Rasputin wrote: ↑
Thu Sep 14, 2017 1:03 pm
PeteJ wrote: ↑
Thu Sep 14, 2017 11:47 am
I never understand why scientific-thinkers so often believe that the idea of consciousness being primary is unscientific. On what grounds?
I think science is really a method, and that if you are going to use it to full effect you have to leave your preconceptions at the door. In principle it does not commit you to any particular view about what (if anything) fundamentally exists, and what is just a combination of more basic things. Still, the idea that entities should not be multiplied beyond necessity seems to me to be bound up with the scientific method.
If it turns out that consciousness can be explained in terms of particles and forces (or whatever the basic phenomena of physics are these days),
This is not true. The issue is not even debatable. Nobody knows that consciousness can be explained in this way and nobody has ever done it.This is the leap of faith that I cannot understand and that is not in any sense 'scientific'. It is a conjecture, and the unfalsifiability of solispsim means it will always remain one. It is not an empirically testable claim. I'd be interested to know why you believe it is true.
whereas particles and forces cannot be explained in terms of consciousness, then I think it is possible to say that the view that consciousness is primary is unscientific. If it could be a derived phenomenon, then regarding it as primary is multiplying entities beyond necessity.
I'm saying there are no entities and you won't come up with an idea more parsimonious than this. Who said particles and forces cannot be explained in terms of consciousness? Many physicists (Bohr, Eddington, Schrodinger, Weyl...) do not share your view. Indeed, it was QM that led them to their opposing view. I would say that 'entities' will never be explained in terms of matter because matter is inexplicable as more than a product of consciousness (an argument Kant makes pretty well).
I think it has been argued that consciousness is reducible to physical phenomena, but I'm not sure any scientist has considered the converse question of whether physical phenomena can be reduced to consciousness.
Many scientists do this, and it is becoming a more popular view. For instance, Ulrich Mohrhoff has written a text book for students explaining the maths of QM in which consciousness is primary. It is called The World according to Quantum Mechanics: Why the Laws of Physics make Sense after all'
. There is a book by Ken Wilber called Quantum Questions
that collects together the views of some of the quantum pioneers on this matter. and they are opposed to yours.
I suspect that it may be an unscientific hypothesis in that it is not testable.
But it is testable. It is just that it not empirically testable. It is testable by a study of consciousness.

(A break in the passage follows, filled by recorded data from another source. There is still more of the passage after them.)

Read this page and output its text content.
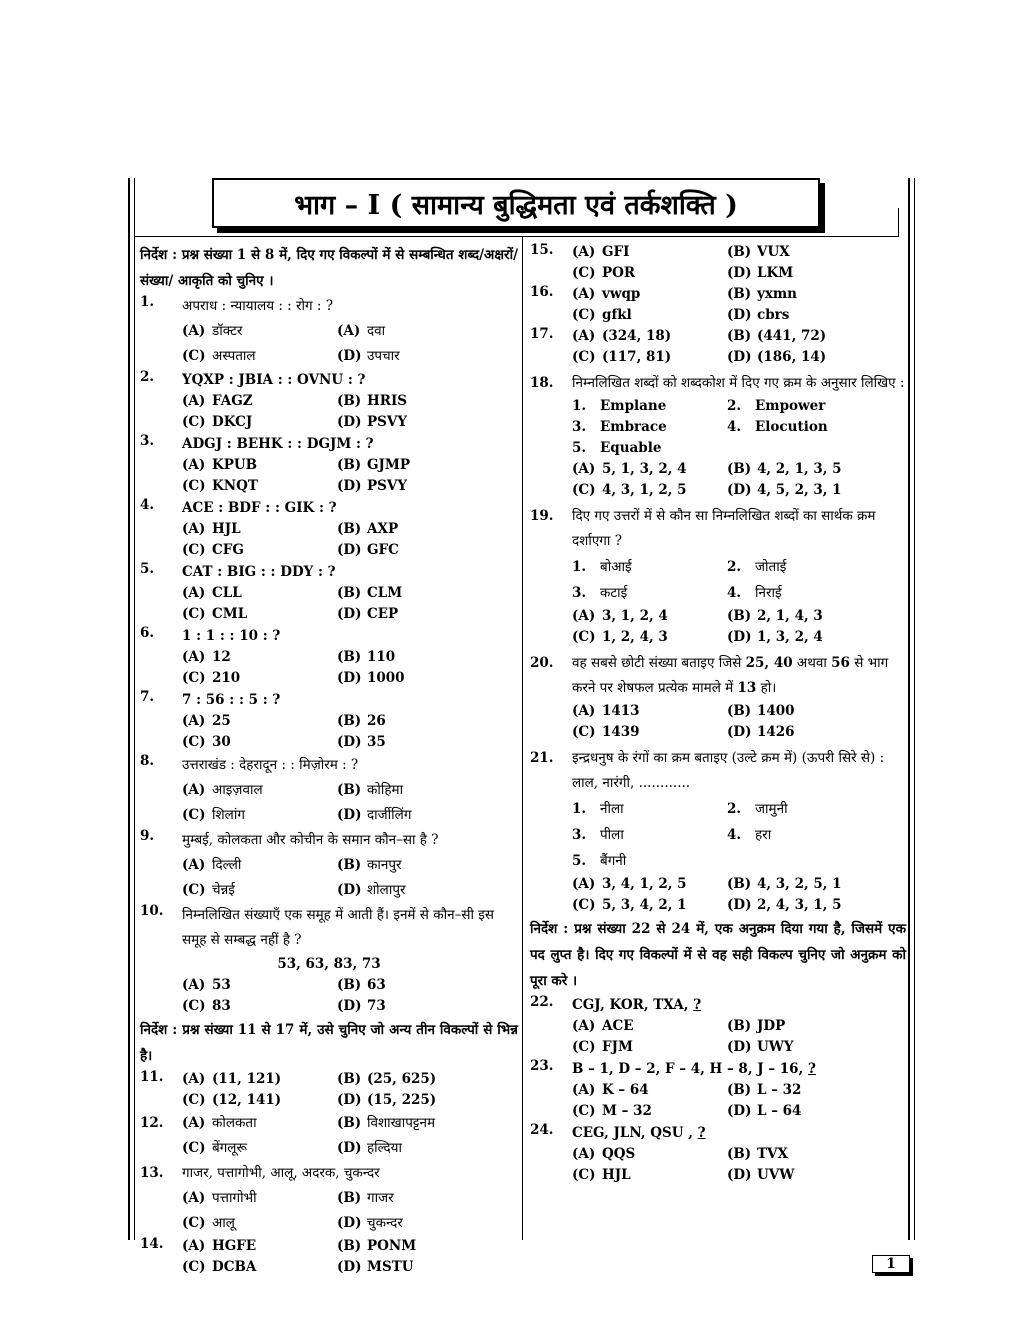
भाग – I ( सामान्य बुद्धिमता एवं तर्कशक्ति )
निर्देश : प्रश्न संख्या 1 से 8 में, दिए गए विकल्पों में से सम्बन्धित शब्द/अक्षरों/संख्या/ आकृति को चुनिए ।
1.	अपराध : न्यायालय : : रोग : ?
(A) डॉक्टर	(A) दवा
(C) अस्पताल	(D) उपचार
2.	YQXP : JBIA : : OVNU : ?
(A) FAGZ	(B) HRIS
(C) DKCJ	(D) PSVY
3.	ADGJ : BEHK : : DGJM : ?
(A) KPUB	(B) GJMP
(C) KNQT	(D) PSVY
4.	ACE : BDF : : GIK : ?
(A) HJL	(B) AXP
(C) CFG	(D) GFC
5.	CAT : BIG : : DDY : ?
(A) CLL	(B) CLM
(C) CML	(D) CEP
6.	1 : 1 : : 10 : ?
(A) 12	(B) 110
(C) 210	(D) 1000
7.	7 : 56 : : 5 : ?
(A) 25	(B) 26
(C) 30	(D) 35
8.	उत्तराखंड : देहरादून : : मिज़ोरम : ?
(A) आइज़वाल	(B) कोहिमा
(C) शिलांग	(D) दार्जीलिंग
9.	मुम्बई, कोलकता और कोचीन के समान कौन–सा है ?
(A) दिल्ली	(B) कानपुर
(C) चेन्नई	(D) शोलापुर
10.	निम्नलिखित संख्याएँ एक समूह में आती हैं। इनमें से कौन–सी इस समूह से सम्बद्ध नहीं है ?
53, 63, 83, 73
(A) 53	(B) 63
(C) 83	(D) 73
निर्देश : प्रश्न संख्या 11 से 17 में, उसे चुनिए जो अन्य तीन विकल्पों से भिन्न है।
11.	(A) (11, 121)	(B) (25, 625)
(C) (12, 141)	(D) (15, 225)
12.	(A) कोलकता	(B) विशाखापट्टनम
(C) बेंगलूरू	(D) हल्दिया
13.	गाजर, पत्तागोभी, आलू, अदरक, चुकन्दर
(A) पत्तागोभी	(B) गाजर
(C) आलू	(D) चुकन्दर
14.	(A) HGFE	(B) PONM
(C) DCBA	(D) MSTU
15.	(A) GFI	(B) VUX
(C) POR	(D) LKM
16.	(A) vwqp	(B) yxmn
(C) gfkl	(D) cbrs
17.	(A) (324, 18)	(B) (441, 72)
(C) (117, 81)	(D) (186, 14)
18.	निम्नलिखित शब्दों को शब्दकोश में दिए गए क्रम के अनुसार लिखिए :
1. Emplane	2. Empower
3. Embrace	4. Elocution
5. Equable
(A) 5, 1, 3, 2, 4	(B) 4, 2, 1, 3, 5
(C) 4, 3, 1, 2, 5	(D) 4, 5, 2, 3, 1
19.	दिए गए उत्तरों में से कौन सा निम्नलिखित शब्दों का सार्थक क्रम दर्शाएगा ?
1. बोआई	2. जोताई
3. कटाई	4. निराई
(A) 3, 1, 2, 4	(B) 2, 1, 4, 3
(C) 1, 2, 4, 3	(D) 1, 3, 2, 4
20.	वह सबसे छोटी संख्या बताइए जिसे 25, 40 अथवा 56 से भाग करने पर शेषफल प्रत्येक मामले में 13 हो।
(A) 1413	(B) 1400
(C) 1439	(D) 1426
21.	इन्द्रधनुष के रंगों का क्रम बताइए (उल्टे क्रम में) (ऊपरी सिरे से) :
लाल, नारंगी, ............
1. नीला	2. जामुनी
3. पीला	4. हरा
5. बैंगनी
(A) 3, 4, 1, 2, 5	(B) 4, 3, 2, 5, 1
(C) 5, 3, 4, 2, 1	(D) 2, 4, 3, 1, 5
निर्देश : प्रश्न संख्या 22 से 24 में, एक अनुक्रम दिया गया है, जिसमें एक पद लुप्त है। दिए गए विकल्पों में से वह सही विकल्प चुनिए जो अनुक्रम को पूरा करे ।
22.	CGJ, KOR, TXA, ?
(A) ACE	(B) JDP
(C) FJM	(D) UWY
23.	B – 1, D – 2, F – 4, H – 8, J – 16, ?
(A) K – 64	(B) L – 32
(C) M – 32	(D) L – 64
24.	CEG, JLN, QSU , ?
(A) QQS	(B) TVX
(C) HJL	(D) UVW
1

Your last paragraph is wrong for this reason. The idea of testability is crucial to both science and mysticism but the latter does not rely on sensory empiricism. We cannot find the source of matter by studying matter, it appears to appear out of Nothing like a rabbit from a hat, but we can see the source of matter and consciousness by studying consciousness. You seem to forget that, say, pain is not an empirical phenomenon. If I say I am in pain you don't complain that this is not a scientific theory. It's not a theory but a fact, but only I can know it. Yoga is called a Divine Science because it requires us to abandon speculation and go look at the facts. This is not usually well understood by its critics.
I think you underestimate the opposition and the strength of its method and explanatory theory. The perennial philosophy is perennial for a reason, this being that it cannot be falsified. Whatever the truth there is no possibility of anyone proving that consciousness is not prior to matter and space-time. Meanwhile those who oppose this view are stuck with the 'hard' problem of consciousness and a long list of other intractable metaphysical questions.
My theory explains metaphysics and yours cannot do this, so although you are free to be sceptical there is some evidence that one theory is more plausible than the other and a lot more useful.
Our disagreement seems to be over testability. Is this right? You say we must rely on our physical senses and cannot admit any other evidence, while philosophers say that our physical senses cannot even establish the existence of space-time or matter and that we must look for more certain ways of establishing the facts. The scientific method as strict empiricists define it is not able to test the theory that there is such a thing as consciousness, so of course they will not be able to deal with it as a scientific problem. But the idea that we must rely only on our physical senses to test theories is unnecessary and rules out any scientific study of consciousness.
Pardon all the words. Don't feel obliged to match my verbosity. If I seem a bit pushy apologies, but I've been arguing this stuff for years and don't see it as a matter of opinion.